Kathryn Joosten, 72, a character actress best known as the crotchety, nosey Karen McCluskey on “Desperate Housewives” and the president’s secretary on “The West Wing,” died June 2 in Los Angeles, her publicist Nadine Jolson said. She had lung cancer.
Ms. Joosten won two Emmy awards for her portrayal of Karen McCluskey, the cranky but lovable senior citizen who kept a close eye on her Wisteria Lane neighbors on “Desperate Housewives.” The hit show ended its run on ABC last month with a series finale in which Ms. Joosten’s character died.
She also appeared on NBC’s “The West Wing” as Mrs. Landingham, the president’s trusted secretary. Over the years, she had roles in a number of other popular shows, including a recurring one on “Dharma & Greg” and guest spots on shows including “Ally McBeal” and “Scrubs.”
Active in animal rights causes, Ms. Joosten appeared with other celebrities at a 2008 news conference in Los Angeles to ask the city to abandon a project for a $40 million elephant enclosure at the Los Angeles Zoo.
Pedro Borbon, 65, who pitched 10 years for the Cincinnati Reds and helped the Big Red Machine win back-to-back World Series titles in the 1970s, died June 4 of cancer. He had been in hospice care at his home in Pharr, Tex., his son, Pedro Borbon Jr., told the Associated Press.

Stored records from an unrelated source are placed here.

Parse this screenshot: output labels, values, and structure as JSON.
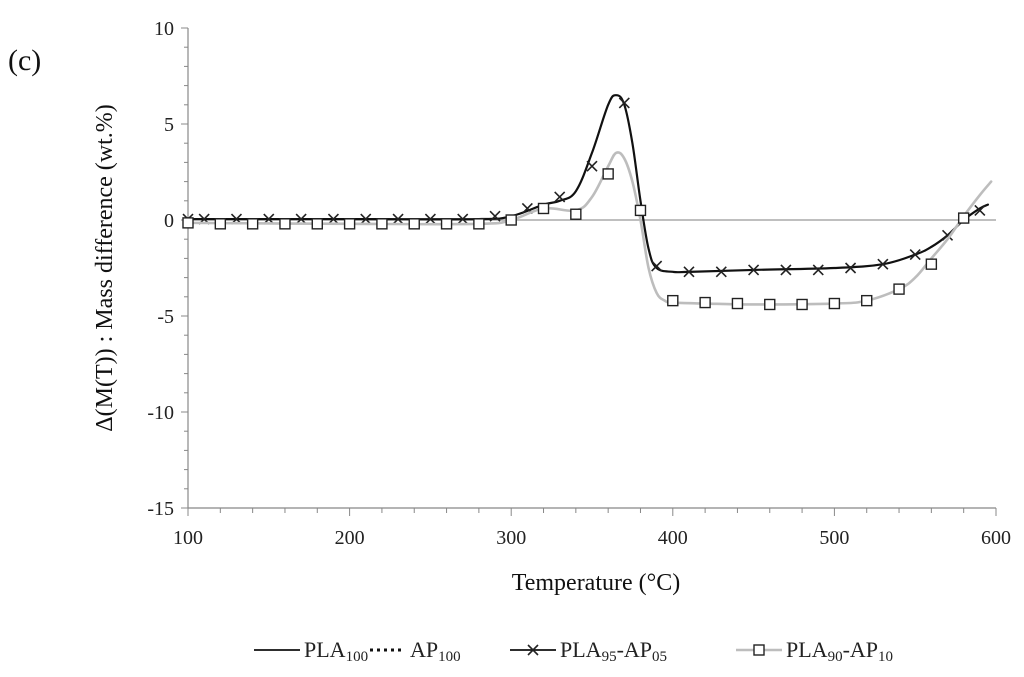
{
  "panel_label": "(c)",
  "colors": {
    "axis": "#888888",
    "zero_line": "#aaaaaa",
    "pla100": "#111111",
    "ap100": "#111111",
    "pla95_ap05": "#111111",
    "pla90_ap10": "#bdbdbd",
    "marker": "#222222"
  },
  "chart_data": {
    "type": "line",
    "title": "",
    "xlabel": "Temperature (°C)",
    "ylabel": "Δ(M(T)) : Mass difference (wt.%)",
    "xlim": [
      100,
      600
    ],
    "ylim": [
      -15,
      10
    ],
    "x_ticks": [
      "100",
      "200",
      "300",
      "400",
      "500",
      "600"
    ],
    "y_ticks": [
      "-15",
      "-10",
      "-5",
      "0",
      "5",
      "10"
    ],
    "grid": false,
    "legend_position": "bottom",
    "series": [
      {
        "name": "PLA100",
        "name_main": "PLA",
        "name_sub": "100",
        "style": "solid-thin",
        "x": [
          100,
          600
        ],
        "y": [
          0,
          0
        ]
      },
      {
        "name": "AP100",
        "name_main": "AP",
        "name_sub": "100",
        "style": "dotted",
        "x": [
          100,
          600
        ],
        "y": [
          0,
          0
        ]
      },
      {
        "name": "PLA95-AP05",
        "name_main": "PLA",
        "name_sub": "95",
        "name_mid": "-AP",
        "name_sub2": "05",
        "style": "solid-cross",
        "x": [
          100,
          200,
          280,
          300,
          320,
          330,
          340,
          350,
          360,
          365,
          370,
          375,
          380,
          385,
          390,
          400,
          410,
          450,
          500,
          530,
          550,
          560,
          570,
          580,
          590,
          595
        ],
        "y": [
          0.05,
          0.05,
          0.05,
          0.2,
          0.8,
          1.0,
          1.5,
          3.5,
          6.0,
          6.5,
          6.0,
          4.0,
          1.0,
          -1.5,
          -2.5,
          -2.7,
          -2.7,
          -2.6,
          -2.5,
          -2.3,
          -1.8,
          -1.4,
          -0.8,
          0.0,
          0.6,
          0.8
        ],
        "markers_x": [
          100,
          110,
          130,
          150,
          170,
          190,
          210,
          230,
          250,
          270,
          290,
          310,
          330,
          350,
          370,
          390,
          410,
          430,
          450,
          470,
          490,
          510,
          530,
          550,
          570,
          590
        ],
        "markers_y": [
          0.05,
          0.05,
          0.05,
          0.05,
          0.05,
          0.05,
          0.05,
          0.05,
          0.05,
          0.05,
          0.2,
          0.6,
          1.2,
          2.8,
          6.1,
          -2.4,
          -2.7,
          -2.7,
          -2.6,
          -2.6,
          -2.6,
          -2.5,
          -2.3,
          -1.8,
          -0.8,
          0.5
        ]
      },
      {
        "name": "PLA90-AP10",
        "name_main": "PLA",
        "name_sub": "90",
        "name_mid": "-AP",
        "name_sub2": "10",
        "style": "solid-square",
        "x": [
          100,
          200,
          280,
          300,
          320,
          340,
          350,
          360,
          365,
          370,
          375,
          380,
          385,
          390,
          395,
          400,
          420,
          450,
          500,
          520,
          540,
          550,
          560,
          570,
          580,
          590,
          597
        ],
        "y": [
          -0.15,
          -0.2,
          -0.2,
          0.0,
          0.6,
          0.5,
          1.2,
          2.8,
          3.5,
          3.2,
          2.0,
          0.0,
          -2.5,
          -3.8,
          -4.2,
          -4.3,
          -4.35,
          -4.4,
          -4.35,
          -4.2,
          -3.6,
          -3.0,
          -2.0,
          -1.0,
          0.2,
          1.3,
          2.0
        ],
        "markers_x": [
          100,
          120,
          140,
          160,
          180,
          200,
          220,
          240,
          260,
          280,
          300,
          320,
          340,
          360,
          380,
          400,
          420,
          440,
          460,
          480,
          500,
          520,
          540,
          560,
          580
        ],
        "markers_y": [
          -0.15,
          -0.2,
          -0.2,
          -0.2,
          -0.2,
          -0.2,
          -0.2,
          -0.2,
          -0.2,
          -0.2,
          0.0,
          0.6,
          0.3,
          2.4,
          0.5,
          -4.2,
          -4.3,
          -4.35,
          -4.4,
          -4.4,
          -4.35,
          -4.2,
          -3.6,
          -2.3,
          0.1
        ]
      }
    ]
  }
}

Mr. Borbon, who was a native of the Dominican Republic, was a key member of the bullpen on Cincinnati’s 1975 and ’76 championship teams, winning 13 games during those two seasons. He holds the club record with 531 career appearances and appeared in more games than any other NL pitcher from 1970 to 1978. He also pitched for the Angels, Giants and Cardinals before retiring in 1980. He had a lifetime ERA of 3.52.
In 1995, Mr. Borbon attempted to return to baseball at age 48 as a replacement player during a labor dispute. He struck out the only batter he faced in an exhibition game but was released.
He also gained acclaim for a mention in the 1980 movie “Airplane!” While trying to concentrate, a pilot in the comedy spoof hears a public address announcer’s voice in his head: “Pinch hitting for Pedro Borbon . . . Manny Mota.”
His son, Pedro Borbon Jr., pitched nine seasons in the major leagues.